Alternative punishments police have proposed include community service, such as cleaning the streets, schools or voluntary work. Major reforms proposed by rehabilitation centres include allowing family members to turn in drug offenders to avoid prosecution. Currently, only if abusers themselves seek rehabilitation will they avoid going to jail.

"Addicts would be under the influence of drugs and would not think clearly, so those around them should be allowed to help them," said Dr Hamad al Ghafiri, the general director of the National Rehabilitation Centre (NRC) in Abu Dhabi. "We want to encourage people to seek treatment, so we should assure them that they will not face prison for doing so."

Another major reform, Dr al Ghafiri said, would be the creation of a data-tracking system that would link clinics across the nation to avoid prescription "shopping". He said many patients had used old prescriptions for addiction-treatment medicines provided by the NRC to obtain extra doses by visiting different clinics across the country.

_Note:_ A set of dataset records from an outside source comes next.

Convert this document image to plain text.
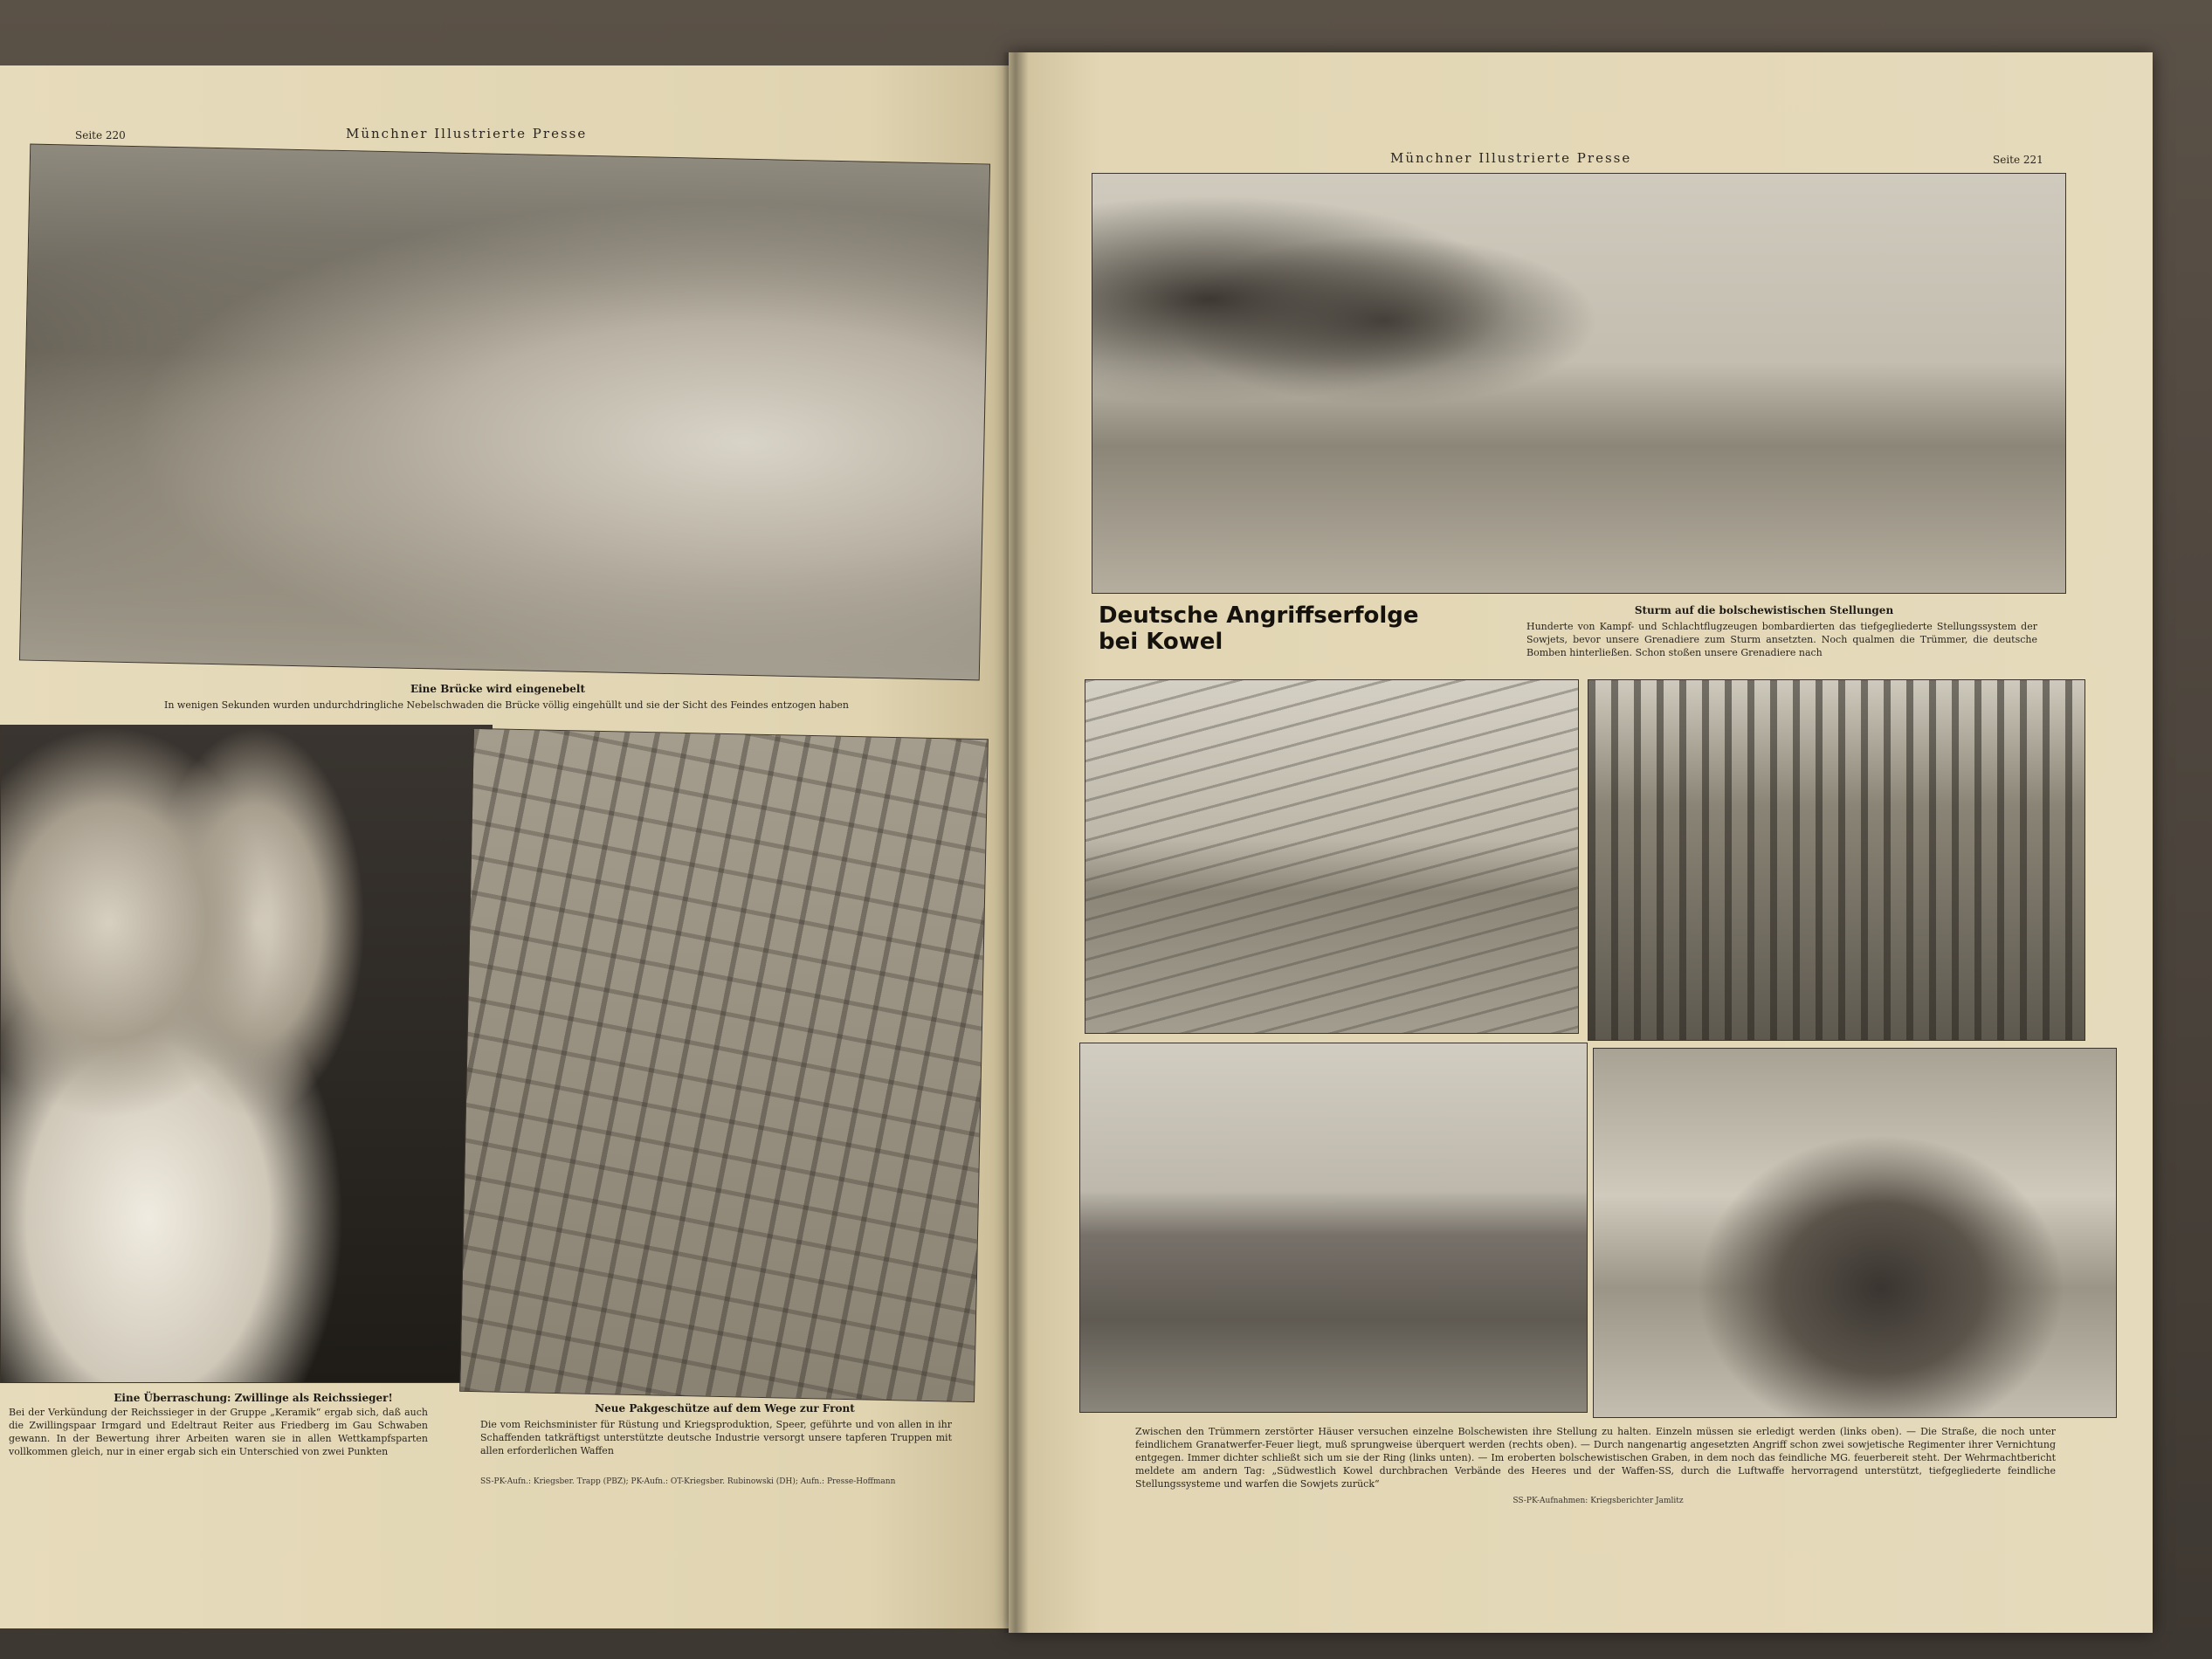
Seite 220	Münchner Illustrierte Presse
Eine Brücke wird eingenebelt
In wenigen Sekunden wurden undurchdringliche Nebelschwaden die Brücke völlig eingehüllt und sie der Sicht des Feindes entzogen haben
Eine Überraschung: Zwillinge als Reichssieger!
Bei der Verkündung der Reichssieger in der Gruppe „Keramik“ ergab sich, daß auch die Zwillingspaar Irmgard und Edeltraut Reiter aus Friedberg im Gau Schwaben gewann. In der Bewertung ihrer Arbeiten waren sie in allen Wettkampfsparten vollkommen gleich, nur in einer ergab sich ein Unterschied von zwei Punkten
Neue Pakgeschütze auf dem Wege zur Front
Die vom Reichsminister für Rüstung und Kriegsproduktion, Speer, geführte und von allen in ihr Schaffenden tatkräftigst unterstützte deutsche Industrie versorgt unsere tapferen Truppen mit allen erforderlichen Waffen
SS-PK-Aufn.: Kriegsber. Trapp (PBZ); PK-Aufn.: OT-Kriegsber. Rubinowski (DH); Aufn.: Presse-Hoffmann
Münchner Illustrierte Presse	Seite 221
Deutsche Angriffserfolge bei Kowel
Sturm auf die bolschewistischen Stellungen
Hunderte von Kampf- und Schlachtflugzeugen bombardierten das tiefgegliederte Stellungssystem der Sowjets, bevor unsere Grenadiere zum Sturm ansetzten. Noch qualmen die Trümmer, die deutsche Bomben hinterließen. Schon stoßen unsere Grenadiere nach
Zwischen den Trümmern zerstörter Häuser versuchen einzelne Bolschewisten ihre Stellung zu halten. Einzeln müssen sie erledigt werden (links oben). — Die Straße, die noch unter feindlichem Granatwerfer-Feuer liegt, muß sprungweise überquert werden (rechts oben). — Durch nangenartig angesetzten Angriff schon zwei sowjetische Regimenter ihrer Vernichtung entgegen. Immer dichter schließt sich um sie der Ring (links unten). — Im eroberten bolschewistischen Graben, in dem noch das feindliche MG. feuerbereit steht. Der Wehrmachtbericht meldete am andern Tag: „Südwestlich Kowel durchbrachen Verbände des Heeres und der Waffen-SS, durch die Luftwaffe hervorragend unterstützt, tiefgegliederte feindliche Stellungssysteme und warfen die Sowjets zurück“
SS-PK-Aufnahmen: Kriegsberichter Jamlitz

Abu Dhabi, he said, had already linked its clinics and pharmacies.

Experts said drug offenders were usually treated as criminals rather than victims, or even patients.

Saeed Abdul Baseer, the Chief Justice of Abu Dhabi Criminal Court of First Instance, said that he would prefer to send patients to rehabilitation centres or give them lesser sentences, but that he was restricted by the law. The minimum sentence for drug crimes is four years - a regulation especially punitive to expatriates who cannot be admitted to rehabilitation centres.

"I would be very happy to give them a lesser sentence or send them to rehabilitation centres," the chief justice said. "It is not an easy thing to sentence a young offender to four years in prison. But I have to follow the law."

Faiza Moussa, a lawyer who deals with drug cases, said jail sentences were not an effective deterrent.

"Drug addiction is more of a psychological problem," Mrs Moussa said. "I dealt with defendants who lapsed too many times. They go to prison and then they are released, they would not have been properly coached or rehabilitated."

She suggested toxins should be removed from the body of drug offenders before considering any punishment. After removing toxins, she said, the offender should be referred to a specialist, who would try to turn them away from lapsing back into drug use. She also suggested jails should have workshops to train inmates on how to be a productive member of society after leaving prison.

"Most of the drug addicts are either unemployed, uneducated or with social problems," she said. "If they teach him a certain profession to start a business after they leave prison, I think most of them would not return to drugs."

The danger of prescription pills

The most common drugs seen by National Rehabilitation Centre (NRC) officials lately are prescription pills that have been tampered with to alter the effect, officials say.

"Before, the most common cases were hashish and heroin, but there is a new trend now where some of the well-known medical pills are manufactured illegally," said Dr Hamad al Ghafiri, the general director of the NRC in Abu Dhabi.

He said the medicines were formulated differently, giving them properties much different from what their prescription equivalent would be.

"Drug dealers take advantage of this and smuggle these pills to the country to sell them," he said. "They could cause spasm and there were cases where people died from them on the streets or at their homes."

An International Drug Policy Consortium held by the NRC today and tomorrow will help identify such types of illegally produced medicines across the world.

"The ones sold here are different from the ones sold in North or South America," he said. "So, through interacting with international experts at the symposium we will be able to identify more of these types." In terms of abuse of legal substances, the age at which people start smoking has decreased from 17 or 19 to 12 or 13, he added.